After that, I had a few short stints at corporate jobs — I didn’t like any of them, I quit, I got laid off — the pattern repeated. I kept asking myself, “What am I doing with my life? What was the point of all that rushing?” Clearly, it didn’t get me anywhere that made me happy.

In retrospect, I realize that I was so hung up on everyone’s (uh, society’s) pressure to succeed and achieve great things…ASAP. To me, not getting a great high paying job right out of college felt like a failure.

My thinking was so warped! Life isn’t a race — at least, it doesn’t have to be.

How Late Bloomers Can Let Go of Preconceptions

Turns out, I’m a little bit of a late bloomer. By many people’s standards, I’m “late” to a stable career. I’m “late” to a stable relationship. I’m “late” to having kids. I’m “late” to moving out of my parents’ house. And you know what? That’s okay.

How would you feel if I told you this: We late bloomers aren’t really late — we’re just doing things on our own timeline. How the heck would we all be on the same timeline, anyway, and why do we all need to be on the same timeline in the first place?

Society might glorify prodigies and people who succeed at their “thing” right out the gate — but you know what? You are not any less worthy of a person because you are taking longer to accomplish your goals.

Here are 7 tips for late bloomers on finding acceptance and living life on their own terms.

1. Let go of expectations

One of the most important tips for late bloomers is to shed expectations, whether they’re your own, your families, your community’s, or society’s. You should also note that the expectations you’ve placed on yourself are probably a result of all the standards that everyone has been pushing on you from a young age. Think about what you want, deep down. If it doesn’t align with society’s expectations, who cares? This is your life. Create a brand new set of expectations for yourself.

2. Stop comparing

When it comes down to any aspect of life, whether or not you’re a late bloomer, it is never a good idea to compare yourself to others. It’s easy to look at other peoples’ lives (especially on social media) and think, “Oh my god, I am so BEHIND!” Comparing yourself to others is a surefire way to make you feel insecure, so try your best to not do it. With practice, this gets easier.

3. Pause and reevaluate

Get real with yourself. Are you on the right path to achieving what you want to achieve? Are you happy in your job, relationship, or living situation — or are you miserable? If you feel unhappy due to the circumstances you’re in, it’s time to reevaluate and make changes. If that means your timeline is going to become a little longer, that’s okay. You don’t want to be stuck in a situation that isn’t good for your well-being.

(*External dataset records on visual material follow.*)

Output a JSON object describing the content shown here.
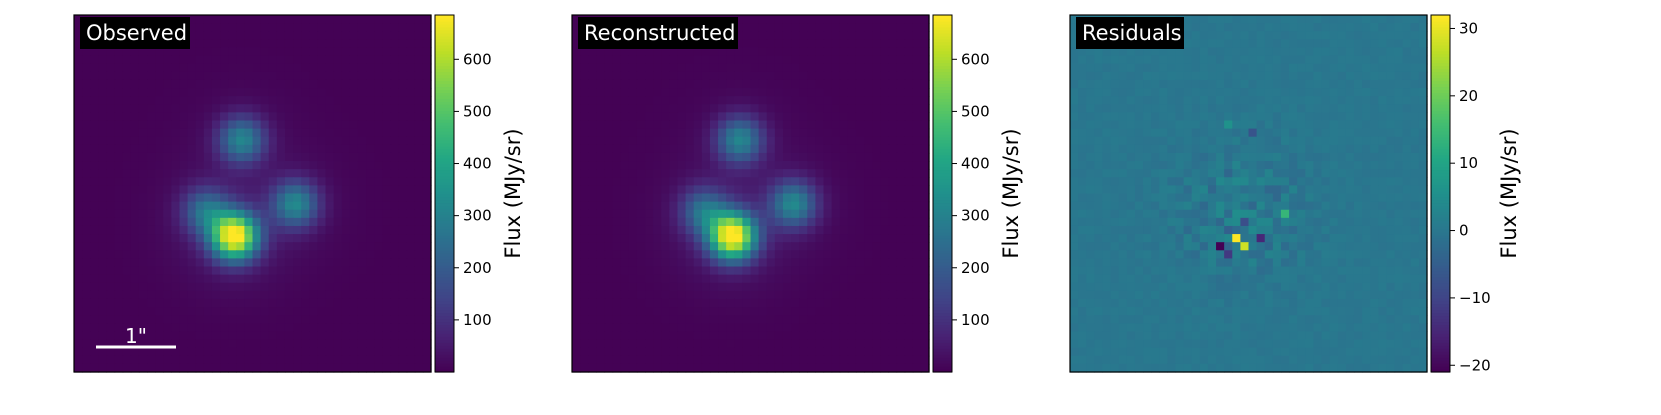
{
  "chart_data": [
    {
      "type": "heatmap",
      "title": "Observed",
      "colormap": "viridis",
      "colorbar": {
        "label": "Flux (MJy/sr)",
        "range": [
          0,
          685
        ],
        "ticks": [
          100,
          200,
          300,
          400,
          500,
          600
        ]
      },
      "grid": false,
      "scale_bar": {
        "label": "1\""
      },
      "sources": [
        {
          "x": 0.45,
          "y": 0.62,
          "peak": 685
        },
        {
          "x": 0.47,
          "y": 0.35,
          "peak": 290
        },
        {
          "x": 0.62,
          "y": 0.53,
          "peak": 295
        },
        {
          "x": 0.37,
          "y": 0.55,
          "peak": 230
        }
      ]
    },
    {
      "type": "heatmap",
      "title": "Reconstructed",
      "colormap": "viridis",
      "colorbar": {
        "label": "Flux (MJy/sr)",
        "range": [
          0,
          685
        ],
        "ticks": [
          100,
          200,
          300,
          400,
          500,
          600
        ]
      },
      "grid": false,
      "sources": [
        {
          "x": 0.45,
          "y": 0.62,
          "peak": 685
        },
        {
          "x": 0.47,
          "y": 0.35,
          "peak": 290
        },
        {
          "x": 0.62,
          "y": 0.53,
          "peak": 295
        },
        {
          "x": 0.37,
          "y": 0.55,
          "peak": 230
        }
      ]
    },
    {
      "type": "heatmap",
      "title": "Residuals",
      "colormap": "viridis",
      "colorbar": {
        "label": "Flux (MJy/sr)",
        "range": [
          -21,
          32
        ],
        "ticks": [
          -20,
          -10,
          0,
          10,
          20,
          30
        ]
      },
      "grid": false,
      "background_value": 0,
      "features": [
        {
          "x": 0.46,
          "y": 0.62,
          "value": 32
        },
        {
          "x": 0.41,
          "y": 0.65,
          "value": -21
        },
        {
          "x": 0.49,
          "y": 0.65,
          "value": 28
        },
        {
          "x": 0.53,
          "y": 0.62,
          "value": -15
        },
        {
          "x": 0.44,
          "y": 0.66,
          "value": -12
        },
        {
          "x": 0.61,
          "y": 0.56,
          "value": 14
        },
        {
          "x": 0.48,
          "y": 0.59,
          "value": -8
        },
        {
          "x": 0.5,
          "y": 0.32,
          "value": -7
        },
        {
          "x": 0.45,
          "y": 0.3,
          "value": 6
        }
      ]
    }
  ]
}
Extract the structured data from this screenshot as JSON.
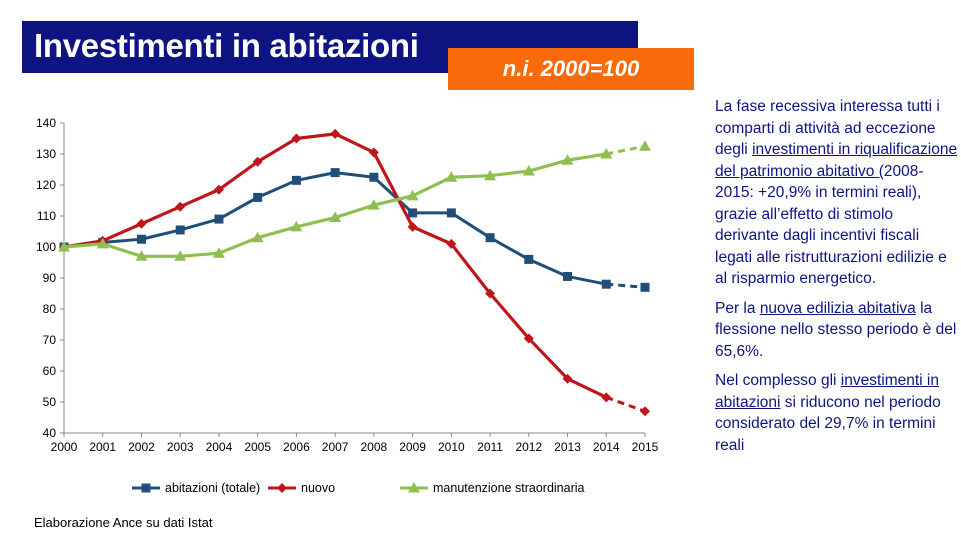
{
  "title": "Investimenti in abitazioni",
  "badge": "n.i. 2000=100",
  "source": "Elaborazione Ance su dati Istat",
  "chart_data": {
    "type": "line",
    "x": [
      "2000",
      "2001",
      "2002",
      "2003",
      "2004",
      "2005",
      "2006",
      "2007",
      "2008",
      "2009",
      "2010",
      "2011",
      "2012",
      "2013",
      "2014",
      "2015"
    ],
    "ylim": [
      40,
      140
    ],
    "yticks": [
      40,
      50,
      60,
      70,
      80,
      90,
      100,
      110,
      120,
      130,
      140
    ],
    "grid": false,
    "legend_position": "bottom",
    "dashed_last_segment": true,
    "series": [
      {
        "name": "abitazioni (totale)",
        "color": "#1f4e79",
        "marker": "square",
        "values": [
          100,
          101.5,
          102.5,
          105.5,
          109,
          116,
          121.5,
          124,
          122.5,
          111,
          111,
          103,
          96,
          90.5,
          88,
          87
        ]
      },
      {
        "name": "nuovo",
        "color": "#c0161b",
        "marker": "diamond",
        "values": [
          100,
          102,
          107.5,
          113,
          118.5,
          127.5,
          135,
          136.5,
          130.5,
          106.5,
          101,
          85,
          70.5,
          57.5,
          51.5,
          47
        ]
      },
      {
        "name": "manutenzione straordinaria",
        "color": "#8fbf50",
        "marker": "triangle",
        "values": [
          100,
          101,
          97,
          97,
          98,
          103,
          106.5,
          109.5,
          113.5,
          116.5,
          122.5,
          123,
          124.5,
          128,
          130,
          132.5
        ]
      }
    ]
  },
  "side_text": {
    "p1": {
      "a": "La fase recessiva interessa tutti i comparti di attività ad eccezione degli ",
      "link": "investimenti in riqualificazione del patrimonio abitativo (",
      "b": "2008-2015: +20,9% in termini reali), grazie all’effetto di stimolo derivante dagli incentivi fiscali legati alle ristrutturazioni edilizie e al risparmio energetico."
    },
    "p2": {
      "a": "Per la ",
      "link": "nuova edilizia abitativa",
      "b": " la flessione nello stesso periodo è del 65,6%."
    },
    "p3": {
      "a": "Nel complesso gli ",
      "link": "investimenti in abitazioni",
      "b": " si riducono nel periodo considerato del 29,7% in termini reali"
    }
  }
}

4. Remember: times are changing

Back in the day, it was very traditional to get married and have children right after you finished (or during) school. While this does remain common in some cultures, and in different parts of the country — trends are showing that overall, people are reaching these life milestones later, if at all. If you think you might be late to getting married and/or having kids, you might not be as late as you thought. In fact, research has shown that the median age for a first marriage is at an all time high right now.

5. Own your own timelines

It’s time to stop feeling ashamed or embarrassed about being a late bloomer — no two people are the same. Everybody’s timeline for marriage, kids, are careers are different. Each and every one of us has our own set of unique challenges that affect our timeline. Everything that you’ve gone through in your life has made you who you are today. Own who you are, own your own timeline, and live life your own way.

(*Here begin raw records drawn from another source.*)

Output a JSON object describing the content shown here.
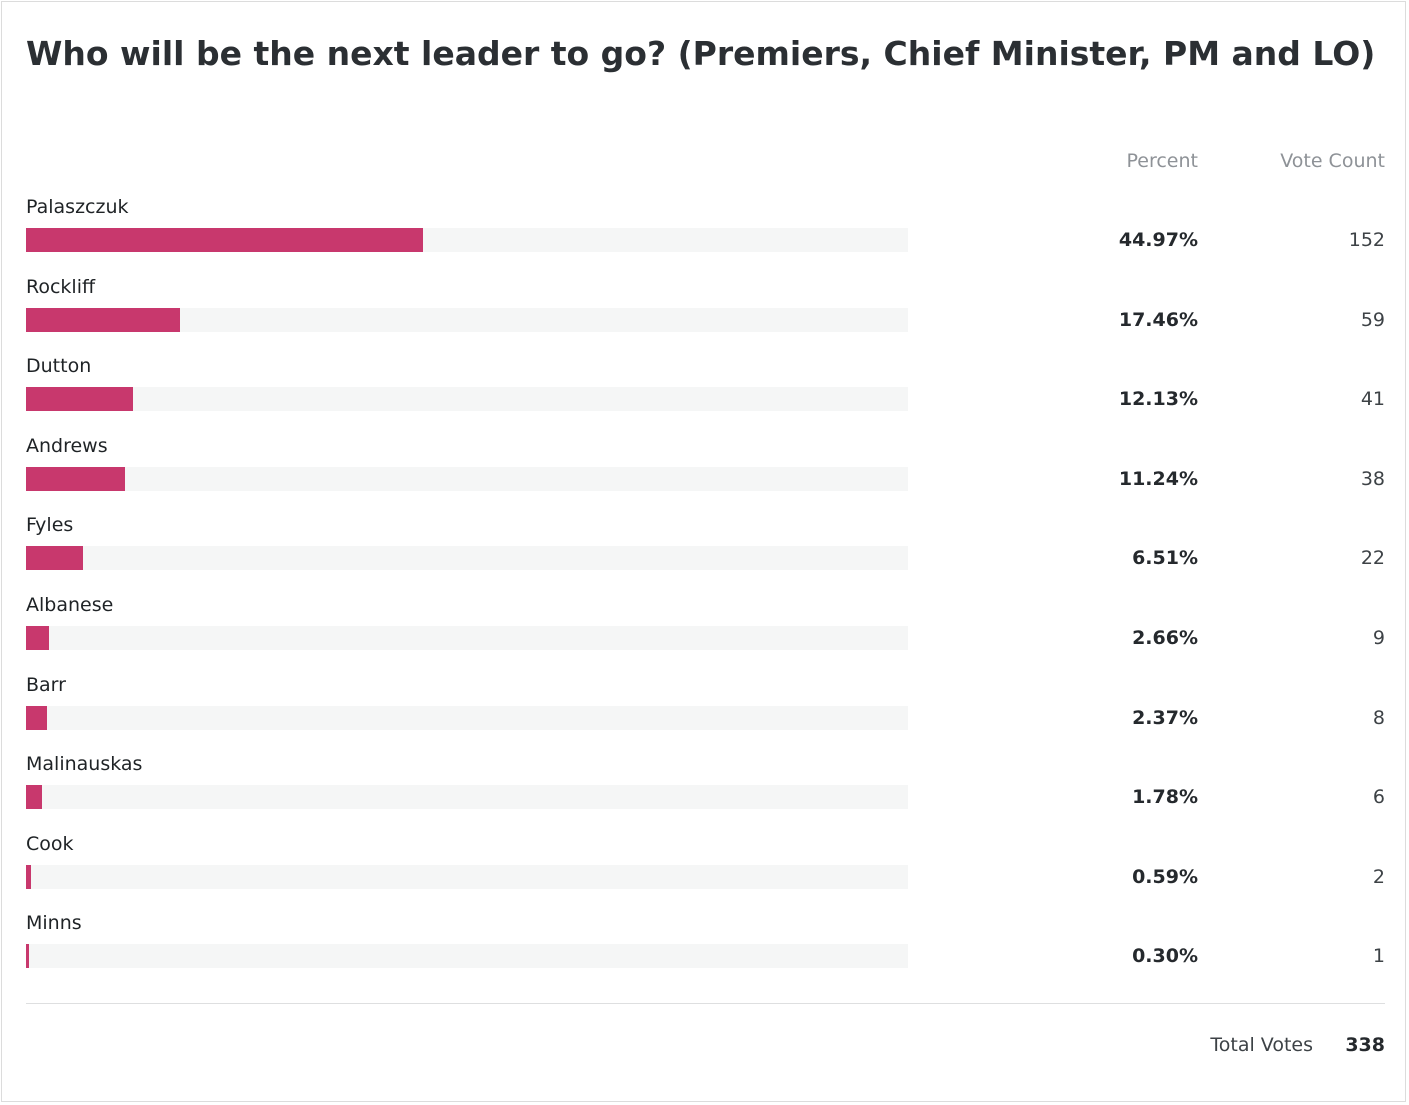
{
  "poll": {
    "title": "Who will be the next leader to go? (Premiers, Chief Minister, PM and LO)",
    "percent_header": "Percent",
    "count_header": "Vote Count",
    "total_label": "Total Votes",
    "total_value": "338"
  },
  "colors": {
    "bar": "#c8386d",
    "track": "#f5f6f6"
  },
  "chart_data": {
    "type": "bar",
    "orientation": "horizontal",
    "title": "Who will be the next leader to go? (Premiers, Chief Minister, PM and LO)",
    "xlim": [
      0,
      100
    ],
    "categories": [
      "Palaszczuk",
      "Rockliff",
      "Dutton",
      "Andrews",
      "Fyles",
      "Albanese",
      "Barr",
      "Malinauskas",
      "Cook",
      "Minns"
    ],
    "values": [
      44.97,
      17.46,
      12.13,
      11.24,
      6.51,
      2.66,
      2.37,
      1.78,
      0.59,
      0.3
    ],
    "percent_labels": [
      "44.97%",
      "17.46%",
      "12.13%",
      "11.24%",
      "6.51%",
      "2.66%",
      "2.37%",
      "1.78%",
      "0.59%",
      "0.30%"
    ],
    "vote_counts": [
      152,
      59,
      41,
      38,
      22,
      9,
      8,
      6,
      2,
      1
    ],
    "total_votes": 338
  }
}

6. Connect with other late bloomers

In a world where it seems like everyone is obsessed with early achievement, find yourself at least one other late bloomer to confide in. It’ll make you feel better to be able to relate to someone who’s in similar shoes as you. If you can’t find anyone in your in-real-life circle of friends, try some internet forums such as Reddit, where you can find and connect with others dealing with similar struggles. There are even some Facebook groups you can join, such as The Late Bloomers Club for women or this Late Bloomer group specifically for folks over 40.

7. Savor your successes

When you do meet your goals or make your successes, reward yourself! Acknowledge it! Celebrate it! Who cares if it took you longer than it took some of your peers? You still accomplished something, and that’s what matters. Plus, that success will probably taste even sweeter for you since you had to wait for it.

So remember, being a late bloomer isn’t a bad thing. Everybody is different, following their own path. If your path has a few more detours or a slower speed than others’ paths, no worries. You’ll get “there” when the time is right.